H-shares are stocks of Chinese companies listed on the Hong Kong Stock Exchange. These stocks are denominated in Hong Kong dollars and are offered to foreign investors in the same currency.

H-shares were created to provide foreign investors with access to Chinese companies. This is part of the Chinese government's strategy to gradually open its stock markets to foreign investors, allowing foreign investors to purchase shares of some of China’s largest and most prominent companies.

Prior to the creation of H-shares, foreign investors were limited in their investment options in China. They had to purchase B-shares, which are denominated in U.S. dollars, or do business through an offshore entity like a VIE (Variable Interest Entity).

The benefit of H-shares for foreign investors is that they don't have to pay Chinese taxes. This makes it easier for foreign investors to access Chinese markets. In addition, the Hong Kong Stock Exchange is one of the largest in the world and it is known for its transparency and regulatory infrastructure.

H-shares also benefit Chinese companies, as they can raise capital from foreign investors in their own currency.
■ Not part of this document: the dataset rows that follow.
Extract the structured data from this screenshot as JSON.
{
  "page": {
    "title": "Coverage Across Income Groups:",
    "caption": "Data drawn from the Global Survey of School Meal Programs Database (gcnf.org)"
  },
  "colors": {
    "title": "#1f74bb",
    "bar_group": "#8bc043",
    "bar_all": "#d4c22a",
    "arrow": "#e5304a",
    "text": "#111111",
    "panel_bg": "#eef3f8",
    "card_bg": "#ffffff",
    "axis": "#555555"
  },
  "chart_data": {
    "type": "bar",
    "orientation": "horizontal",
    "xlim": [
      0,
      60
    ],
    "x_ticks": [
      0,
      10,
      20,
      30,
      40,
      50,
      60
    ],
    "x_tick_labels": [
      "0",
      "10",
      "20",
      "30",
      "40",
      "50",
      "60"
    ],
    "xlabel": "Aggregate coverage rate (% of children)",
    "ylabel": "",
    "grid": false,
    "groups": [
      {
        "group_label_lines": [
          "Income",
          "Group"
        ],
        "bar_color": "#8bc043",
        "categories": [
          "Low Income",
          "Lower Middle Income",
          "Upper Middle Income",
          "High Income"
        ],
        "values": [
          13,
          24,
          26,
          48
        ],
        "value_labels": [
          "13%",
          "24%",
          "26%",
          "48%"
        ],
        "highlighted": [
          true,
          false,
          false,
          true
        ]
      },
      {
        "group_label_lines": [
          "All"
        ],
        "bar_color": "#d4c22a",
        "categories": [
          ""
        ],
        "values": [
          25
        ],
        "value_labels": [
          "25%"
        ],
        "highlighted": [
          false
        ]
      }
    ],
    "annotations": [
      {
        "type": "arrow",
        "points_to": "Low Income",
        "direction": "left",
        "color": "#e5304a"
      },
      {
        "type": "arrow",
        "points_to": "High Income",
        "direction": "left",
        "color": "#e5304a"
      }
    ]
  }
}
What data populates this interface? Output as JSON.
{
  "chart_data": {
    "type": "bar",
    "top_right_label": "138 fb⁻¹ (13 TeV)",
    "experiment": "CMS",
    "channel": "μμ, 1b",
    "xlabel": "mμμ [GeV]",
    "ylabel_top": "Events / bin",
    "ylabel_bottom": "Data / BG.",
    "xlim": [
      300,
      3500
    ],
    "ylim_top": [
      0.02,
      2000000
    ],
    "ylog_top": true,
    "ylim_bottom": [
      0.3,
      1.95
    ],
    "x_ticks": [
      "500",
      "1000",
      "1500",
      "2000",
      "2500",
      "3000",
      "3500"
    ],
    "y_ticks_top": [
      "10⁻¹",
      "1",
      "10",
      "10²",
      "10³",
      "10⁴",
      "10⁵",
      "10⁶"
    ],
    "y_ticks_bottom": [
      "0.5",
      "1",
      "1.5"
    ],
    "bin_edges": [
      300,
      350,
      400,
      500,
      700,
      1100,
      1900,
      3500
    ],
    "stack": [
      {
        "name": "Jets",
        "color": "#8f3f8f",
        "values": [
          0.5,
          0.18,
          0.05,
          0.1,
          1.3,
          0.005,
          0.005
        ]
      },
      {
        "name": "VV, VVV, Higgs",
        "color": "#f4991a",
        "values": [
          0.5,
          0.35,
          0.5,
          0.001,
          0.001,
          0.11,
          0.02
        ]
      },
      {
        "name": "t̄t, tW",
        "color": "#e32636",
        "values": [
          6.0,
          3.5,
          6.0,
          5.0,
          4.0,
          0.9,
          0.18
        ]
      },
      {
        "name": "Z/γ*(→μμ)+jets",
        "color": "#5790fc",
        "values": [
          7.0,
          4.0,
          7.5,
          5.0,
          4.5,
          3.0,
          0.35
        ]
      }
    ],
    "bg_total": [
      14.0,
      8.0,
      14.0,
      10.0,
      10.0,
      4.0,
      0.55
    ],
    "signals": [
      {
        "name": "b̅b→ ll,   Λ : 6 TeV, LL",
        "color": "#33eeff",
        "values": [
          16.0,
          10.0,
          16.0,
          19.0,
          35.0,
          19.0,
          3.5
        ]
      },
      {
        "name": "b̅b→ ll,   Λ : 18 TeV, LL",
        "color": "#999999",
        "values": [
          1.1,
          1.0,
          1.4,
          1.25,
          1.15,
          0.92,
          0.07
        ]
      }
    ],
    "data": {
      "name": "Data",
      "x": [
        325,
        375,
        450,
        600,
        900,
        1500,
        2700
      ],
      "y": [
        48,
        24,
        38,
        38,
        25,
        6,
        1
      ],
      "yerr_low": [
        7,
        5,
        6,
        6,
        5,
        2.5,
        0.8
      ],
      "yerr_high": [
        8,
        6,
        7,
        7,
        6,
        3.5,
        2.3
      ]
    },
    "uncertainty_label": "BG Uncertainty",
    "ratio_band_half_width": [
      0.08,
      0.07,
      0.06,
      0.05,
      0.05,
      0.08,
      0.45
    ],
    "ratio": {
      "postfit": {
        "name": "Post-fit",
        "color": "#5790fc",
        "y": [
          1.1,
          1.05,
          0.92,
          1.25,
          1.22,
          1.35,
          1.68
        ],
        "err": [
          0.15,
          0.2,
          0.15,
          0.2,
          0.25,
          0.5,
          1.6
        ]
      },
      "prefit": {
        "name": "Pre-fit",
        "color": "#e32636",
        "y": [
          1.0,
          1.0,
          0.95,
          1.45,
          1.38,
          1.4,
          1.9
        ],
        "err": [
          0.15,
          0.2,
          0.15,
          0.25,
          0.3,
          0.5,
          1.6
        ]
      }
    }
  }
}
This helps businesses expand their operations beyond China and access an international investor base. Plus, the Chinese government also permits companies to use H-shares to repatriate money earned abroad.

Despite the opportunities offered by H-shares, there are some risks associated with investing in them. For starters, they are subject to exchange rate fluctuation and investors in H-shares have no control over the companies’ management. In addition, China’s policies on foreign investment and investment restrictions could also impact investors’ returns.

Given these risks, investors must weigh their options carefully before investing in H-shares. Nonetheless, there is potential to obtain higher returns on investment, thanks to China’s enormous market potential. As such, H-shares offer a unique opportunity for foreign investors to benefit from China’s booming economy.